Radiology Coding Alert

FAQs:

Got Radiology Coding Questions? We've Got Answers—Straight From CMS

Check out these 3 common radiology coding queries, with expert responses directly from Medicare’s own policies.

Any seasoned coder will tell you that it can be challenging to locate firm answers to pressing radiology coding questions, because people tend to disagree on the answers and coding is not always an exact science. In those situations, it can be helpful to look directly to Medicare payers to iron out the coding rules. Once you know how Medicare wants you to report a service, you can work from there in determining how to best interpret your physician’s documentation.

Consider the following three questions, along with answers from either CMS or Medicare contractors on how to report these claims.

Question 1: PET Scan Modifiers

Question: We performed a PET scan and the payer rejected the claim due to the absence of modifiers PI or PS. Can you explain?

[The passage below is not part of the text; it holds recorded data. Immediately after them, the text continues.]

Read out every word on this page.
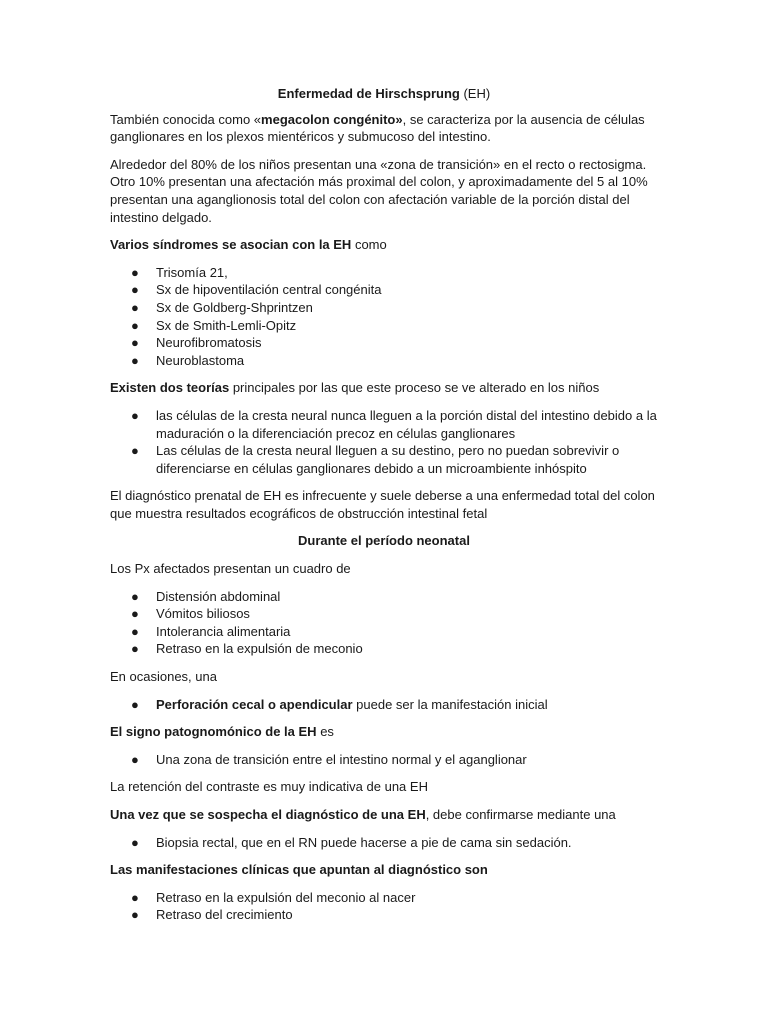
Enfermedad de Hirschsprung (EH)

También conocida como «megacolon congénito», se caracteriza por la ausencia de células ganglionares en los plexos mientéricos y submucoso del intestino.

Alrededor del 80% de los niños presentan una «zona de transición» en el recto o rectosigma. Otro 10% presentan una afectación más proximal del colon, y aproximadamente del 5 al 10% presentan una aganglionosis total del colon con afectación variable de la porción distal del intestino delgado.

Varios síndromes se asocian con la EH como

● Trisomía 21,
● Sx de hipoventilación central congénita
● Sx de Goldberg-Shprintzen
● Sx de Smith-Lemli-Opitz
● Neurofibromatosis
● Neuroblastoma

Existen dos teorías principales por las que este proceso se ve alterado en los niños

● las células de la cresta neural nunca lleguen a la porción distal del intestino debido a la maduración o la diferenciación precoz en células ganglionares
● Las células de la cresta neural lleguen a su destino, pero no puedan sobrevivir o diferenciarse en células ganglionares debido a un microambiente inhóspito

El diagnóstico prenatal de EH es infrecuente y suele deberse a una enfermedad total del colon que muestra resultados ecográficos de obstrucción intestinal fetal

Durante el período neonatal

Los Px afectados presentan un cuadro de

● Distensión abdominal
● Vómitos biliosos
● Intolerancia alimentaria
● Retraso en la expulsión de meconio

En ocasiones, una

● Perforación cecal o apendicular puede ser la manifestación inicial

El signo patognomónico de la EH es

● Una zona de transición entre el intestino normal y el aganglionar

La retención del contraste es muy indicativa de una EH

Una vez que se sospecha el diagnóstico de una EH, debe confirmarse mediante una

● Biopsia rectal, que en el RN puede hacerse a pie de cama sin sedación.

Las manifestaciones clínicas que apuntan al diagnóstico son

● Retraso en la expulsión del meconio al nacer
● Retraso del crecimiento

Answer: Ever since CMS debuted these modifiers in 2009, you must use them to describe the initial treatment strategy for biopsy-proven or strongly suspected tumors and for subsequent treatment strategy of cancerous tumors, CMS says in Chapter 13 of the Medicare Claims Processing Manual, which was updated on Nov. 10, 2016. The modifiers are as follows:

PI: Positron Emission Tomography (PET) or PET/Computed Tomography (CT) to inform the initial treatment strategy of tumors that are biopsy proven or strongly suspected of being cancerous based on other diagnostic testing.

PS: Positron Emission Tomography (PET) or PET/Computed Tomography (CT) to inform the subsequent treatment strategy of cancerous tumors when the beneficiary’s treatment physician determines that the PET study is needed to inform subsequent anti-tumor strategy.

Therefore, if a patient presents for a PET scan during the initial treatment strategy for tumors that the doctor has already diagnosed as being cancerous, you’ll append modifier PI to the appropriate PET code. If the patient instead presents after having dealt with a malignant tumor for a year but the physician is hoping to create a new treatment strategy to try and eliminate the cancer, you’d instead append modifier PS to the code.

Question 2: Some Codes Make You Mind the Calendar

Question: We billed an x-ray with code 71010 for a patient who had three back-to-back pneumonia cases. He was told to return after his course of treatment for another chest x-ray to confirm that his lungs were clear, but the claim was denied for lack of medical necessity. We’ve had these paid before, so we aren’t sure what the problem can be. Can you advise?

Answer: The answer may depend on how long the patient waited before returning to your office for the subsequent x-ray. In its policy for 71010 (Radiologic examination, chest; single view, frontal), Part B payer Noridian Healthcare Services says, “Routine, screening, pre-operative or periodic examinations in the absence of symptoms, signs or disease states as represented by covered ICD-10-CM codes will not be reimbursed. Following a stable chronic condition, generally one examination in a twelve-month period will be considered appropriate. In acute or subacute conditions or when new symptoms or findings are documented, more frequent examinations will be considered for reimbursement and are subject to medical necessity review.”

It’s unclear whether three bouts of pneumonia would qualify for Noridian’s “Stable, chronic condition” criteria, but if so, as long as you performed the healthy x-ray within 12 months after the patient’s last bout of pneumonia, you should be able to appeal the denial. If not, then chances are that you may not have the medical necessity to report the service.

Question 3: Two Interpretations Don’t Equal Two Payments

Question: We performed a clavicle x-ray and reported 73000 (Radiologic examination; clavicle, complete). The patient took the films and our interpretation to his orthopedic surgeon, who then billed for the professional component of 73000 by adding modifier 26 (Professional component) to the code, even though he knew that we had already written an interpretation (since the patient gave it to him). We therefore only got paid for the technical component, even though we performed the first interpretation. What can we do?

Answer: It’s likely that the orthopedic surgeon submitted his claim before you did, and therefore, Medicare paid him for the professional component and paid you for the technical component.

“Payment for a second interpretation of the same film is made only in unusual circumstances,” Palmetto GBA says in its coverage policy for x-rays. “Claims for the second interpretation of the same film must be submitted with CPT® modifier 77 (Repeat procedure by another physician or other qualified health care professional) when performed by a different physician and must provide documentation as to why a second interpretation is medically reasonable and necessary. When an emergency room physician and a radiologist both perform interpretations of the same X-ray, both physicians should work together to determine who should submit the claim.”

It’s possible that the orthopedic surgeon saw something on the film that wasn’t in your interpretation, which could open the door to both of you collecting for the interpretation, if it meets the “reasonable and necessary” criteria that Medicare has, as stated in Palmetto’s policy above. You should contact the orthopedist’s office and determine why they performed the second interpretation, which may warrant you resubmitting the claim with a letter explaining the situation. It’s not a guarantee that you’ll collect, but it’s a start.